Stubberfield also said the Australian government had to face the responsibility of its offshore detention camps because it had designed, paid for and set up the facilities.

“UNHCR does not agree with the government of Australia’s assertion that such cases are solely matters for Papua New Guinea and Nauru,” she said. “Ultimately, responsibility lies with Australia for those who have sought its protection. As we mentioned, this is a system designed, financed, managed by Australia, and it’s Australia which must be accountable for the full gamut of those consequences.”

The UNHCR spokeswoman urged the Australian government to take up New Zealand’s offer to accept some of those held in both detention centers.

According to the UN, more than 1,400 people are still being held on Nauru and Papua New Guinea, which have hosted Australia-bound refugees and asylum seekers forcibly transferred there since 2013.

“Our own consultant medical experts in 2016 found a cumulative prevalence of anxiety, depression and PTSD (post-traumatic stress disorder) in both Papua New Guinea and Nauru, to be well above 80 per cent, and the situation has deteriorated since then,” Stubberfield said. “So, there are very serious needs that are not being met.
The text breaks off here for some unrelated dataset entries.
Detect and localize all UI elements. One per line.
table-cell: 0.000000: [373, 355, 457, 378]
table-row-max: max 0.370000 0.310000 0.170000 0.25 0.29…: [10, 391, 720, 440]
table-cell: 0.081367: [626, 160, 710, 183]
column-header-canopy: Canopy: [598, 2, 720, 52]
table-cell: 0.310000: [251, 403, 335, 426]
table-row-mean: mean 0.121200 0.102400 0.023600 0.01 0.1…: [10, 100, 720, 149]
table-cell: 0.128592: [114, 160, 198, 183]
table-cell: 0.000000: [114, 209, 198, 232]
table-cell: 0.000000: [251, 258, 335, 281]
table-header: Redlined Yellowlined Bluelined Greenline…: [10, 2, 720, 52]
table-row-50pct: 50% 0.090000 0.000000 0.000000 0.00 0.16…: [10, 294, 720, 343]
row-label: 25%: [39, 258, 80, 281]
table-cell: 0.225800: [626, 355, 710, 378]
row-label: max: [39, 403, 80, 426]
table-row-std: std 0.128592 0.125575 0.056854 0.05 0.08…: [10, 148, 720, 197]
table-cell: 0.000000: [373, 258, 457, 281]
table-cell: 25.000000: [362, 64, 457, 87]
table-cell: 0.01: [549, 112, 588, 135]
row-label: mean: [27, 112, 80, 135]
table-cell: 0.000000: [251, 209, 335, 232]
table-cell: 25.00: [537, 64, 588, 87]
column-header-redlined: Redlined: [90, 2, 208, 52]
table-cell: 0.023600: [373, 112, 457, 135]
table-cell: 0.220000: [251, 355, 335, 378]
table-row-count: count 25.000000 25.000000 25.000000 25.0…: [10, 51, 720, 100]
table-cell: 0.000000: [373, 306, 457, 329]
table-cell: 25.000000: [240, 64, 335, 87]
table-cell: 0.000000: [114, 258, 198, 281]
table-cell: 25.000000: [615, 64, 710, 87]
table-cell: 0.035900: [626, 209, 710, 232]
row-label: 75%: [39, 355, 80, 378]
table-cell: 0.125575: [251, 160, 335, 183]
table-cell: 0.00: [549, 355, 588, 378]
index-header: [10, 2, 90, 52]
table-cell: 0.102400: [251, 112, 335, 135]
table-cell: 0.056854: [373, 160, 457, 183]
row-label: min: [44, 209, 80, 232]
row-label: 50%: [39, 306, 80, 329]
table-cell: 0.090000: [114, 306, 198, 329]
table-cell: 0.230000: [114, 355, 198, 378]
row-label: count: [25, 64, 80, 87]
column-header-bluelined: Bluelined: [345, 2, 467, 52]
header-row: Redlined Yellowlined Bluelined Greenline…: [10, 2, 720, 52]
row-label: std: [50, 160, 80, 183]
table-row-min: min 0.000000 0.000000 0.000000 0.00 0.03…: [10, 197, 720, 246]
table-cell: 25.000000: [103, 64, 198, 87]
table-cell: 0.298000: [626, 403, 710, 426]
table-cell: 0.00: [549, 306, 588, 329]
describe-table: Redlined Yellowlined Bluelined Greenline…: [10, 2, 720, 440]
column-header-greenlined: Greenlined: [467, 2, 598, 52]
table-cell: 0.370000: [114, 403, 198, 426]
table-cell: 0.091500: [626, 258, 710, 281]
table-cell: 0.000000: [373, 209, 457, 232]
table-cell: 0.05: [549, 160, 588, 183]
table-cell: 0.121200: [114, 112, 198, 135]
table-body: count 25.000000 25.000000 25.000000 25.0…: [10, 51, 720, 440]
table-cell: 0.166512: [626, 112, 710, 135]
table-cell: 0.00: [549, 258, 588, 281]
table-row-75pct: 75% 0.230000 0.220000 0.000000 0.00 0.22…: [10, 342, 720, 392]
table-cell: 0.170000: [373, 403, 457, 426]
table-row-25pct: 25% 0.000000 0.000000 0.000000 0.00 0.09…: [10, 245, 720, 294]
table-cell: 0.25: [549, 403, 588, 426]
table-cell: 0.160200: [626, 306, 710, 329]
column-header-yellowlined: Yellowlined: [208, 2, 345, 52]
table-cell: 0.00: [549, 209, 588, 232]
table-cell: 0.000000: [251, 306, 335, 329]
There’s no longer time for the g overnment of Australia to delay or find other solutions, and it’s for that reason that we’re asking people be evacuated today.”

The UNHCR's appeal to the Australian government to end offshore processing came after warnings from international medical charity Doctors without Borders (MSF) about the "absolutely devastating" situation of refugees on Nauru.

At least 78 people attempted suicide, had suicidal thoughts or self-harmed in the last 11 months on Nauru, according to MSF.

Last week, government officials at Nauru forced MSF to leave the island, where it had been working since November 2017 by providing psychological and psychiatric services to refugees, asylum seekers, and local Nauruans.

Australia has been widely criticized by the international community and human rights advocates for sending those asylum seekers who try to reach its shores by boat to Canberra-funded detention camps on Nauru and Papua New Guinea.

The United Nations (UN) Human Rights Committee has on several occasions expressed concern about the refugees’ physical and mental well-being on Nauru, citing instances of assault, sexual abuse, self-harm, and suspicious deaths.